Les actions se multiplient chez les agriculteurs, qui dénoncent la hausse des coûts.
La profession ne leur permet plus de vivre, avec de grandes disparités de revenus.
La colère gronde et pourrait s’étendre à tout le pays. Imitant leurs collègues roumains, allemands ou néerlandais, les agriculteurs français veulent faire entendre leurs revendications par des actions coup de poing. Avec pour ambition de dénoncer l’injustice des normes européennes, mais aussi la hausse des prix des carburants. La réalité de la profession est bel et bien difficile : peu d’exploitants tirent une majorité de ressources de leur activité et celle-ci est de moins en moins rémunératrice au fil des années.
Une profession de moins en moins payante
Dans une note de 2022, le ministère de l’Agriculture souligne qu’« en 30 ans, le revenu net de la branche agricole a baissé de près de 40 % en France en euros constants » et que « dans le même temps, le nombre d’exploitations agricoles a diminué de 60 % avec des évolutions importantes des structures juridiques ». En effet, les agriculteurs peuvent de moins en moins se rémunérer. D’après une étude de l’Insee de 2021, à partir de chiffres de 2018, si « le revenu disponible moyen annuel des ménages agricoles s’élève à 52.400 euros », seulement « un tiers provient de l’activité agricole, soit 17.700 euros ».
La profession agricole ne rapporte plus suffisamment et 18% des membres des ménages agricoles vivent d’ailleurs sous le seuil de pauvreté en France, davantage que les membres des autres ménages ayant une activité (13%). En réalité, les agriculteurs tirent des bénéfices d’autres activités pour vivre, en majorité du salaire de leur conjoint.
Par ailleurs, tous les exploitants agricoles ne touchent pas les mêmes revenus selon la nature de leur activité. C’est le second point majeur de cette étude de l’Insee, selon laquelle « les revenus agricoles sont plus faibles dans les territoires d’élevage que dans ceux de production végétale ». S’ils sont les plus faibles chez les producteurs de bovins viande, ils sont nettement plus élevés chez les viticulteurs. « En 2018, les revenus générés par l’activité agricole des ménages des territoires viticoles sont 1,9 fois supérieurs à ceux des territoires d’élevage bovin », selon l’Insee.
Là encore, les producteurs bovins tirent moins de ressources de leur activité puisqu’ils « gagnent en moyenne 38.060 euros, dont seulement 11.340 sont issus de l’activité agricole », soit seulement 30%. À l’inverse, les viticulteurs peuvent compter sur une plus grande quantité de bénéfices, avec 40% de leurs ressources provenant de leur culture (28.200 euros).
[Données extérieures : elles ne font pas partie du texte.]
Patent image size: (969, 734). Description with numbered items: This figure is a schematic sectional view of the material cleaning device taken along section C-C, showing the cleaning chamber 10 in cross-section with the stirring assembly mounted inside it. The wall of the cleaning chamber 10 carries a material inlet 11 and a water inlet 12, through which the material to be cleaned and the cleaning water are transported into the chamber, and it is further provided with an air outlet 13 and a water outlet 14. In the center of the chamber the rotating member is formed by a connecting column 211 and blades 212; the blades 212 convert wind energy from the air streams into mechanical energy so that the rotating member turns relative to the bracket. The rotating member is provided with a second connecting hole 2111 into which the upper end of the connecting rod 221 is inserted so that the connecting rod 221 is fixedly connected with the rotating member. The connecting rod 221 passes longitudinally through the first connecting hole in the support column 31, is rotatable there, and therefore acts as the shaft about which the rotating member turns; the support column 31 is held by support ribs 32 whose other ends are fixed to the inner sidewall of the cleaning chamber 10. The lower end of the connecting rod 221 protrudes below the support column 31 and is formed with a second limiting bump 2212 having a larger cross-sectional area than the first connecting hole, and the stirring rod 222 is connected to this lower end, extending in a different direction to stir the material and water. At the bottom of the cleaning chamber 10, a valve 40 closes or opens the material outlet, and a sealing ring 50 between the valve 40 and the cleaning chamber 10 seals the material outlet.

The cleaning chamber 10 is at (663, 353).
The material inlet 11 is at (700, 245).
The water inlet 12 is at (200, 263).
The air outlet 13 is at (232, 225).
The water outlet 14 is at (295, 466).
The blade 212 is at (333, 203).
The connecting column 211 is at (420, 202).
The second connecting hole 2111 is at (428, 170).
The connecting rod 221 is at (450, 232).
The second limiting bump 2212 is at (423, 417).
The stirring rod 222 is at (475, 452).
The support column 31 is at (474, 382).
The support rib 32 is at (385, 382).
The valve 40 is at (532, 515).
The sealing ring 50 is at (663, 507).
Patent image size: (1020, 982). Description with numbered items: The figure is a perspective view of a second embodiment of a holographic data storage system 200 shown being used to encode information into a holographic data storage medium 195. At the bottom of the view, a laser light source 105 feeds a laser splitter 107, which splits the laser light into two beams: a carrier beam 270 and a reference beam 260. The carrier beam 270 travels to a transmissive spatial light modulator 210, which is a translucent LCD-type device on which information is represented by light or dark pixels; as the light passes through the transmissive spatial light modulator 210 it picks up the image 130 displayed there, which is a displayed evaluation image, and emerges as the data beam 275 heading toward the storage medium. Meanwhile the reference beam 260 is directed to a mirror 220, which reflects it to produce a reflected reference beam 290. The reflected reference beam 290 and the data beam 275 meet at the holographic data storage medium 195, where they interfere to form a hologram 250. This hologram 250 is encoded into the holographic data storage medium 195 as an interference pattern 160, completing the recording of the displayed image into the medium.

C’est aussi le cas des producteurs laitiers, chez qui « les revenus agricoles sont en moyenne de 17 000 euros en 2018 et ils constituent 38 % des revenus des ménages agricoles ».
Dans son rapport de 2022, le ministère de l’Agriculture ne prédit pas une amélioration du pouvoir d’achat des agriculteurs, qui vont être obligés de « faire évoluer leurs systèmes et pratiques et à faire face à des perspectives de coûts de production à la hausse ». À ce titre, le ministère formule plusieurs recommandations, dont celles de mieux « prendre en compte la diversité des systèmes », de « renforcer les compétences des agriculteurs », ou encore de réguler le marché.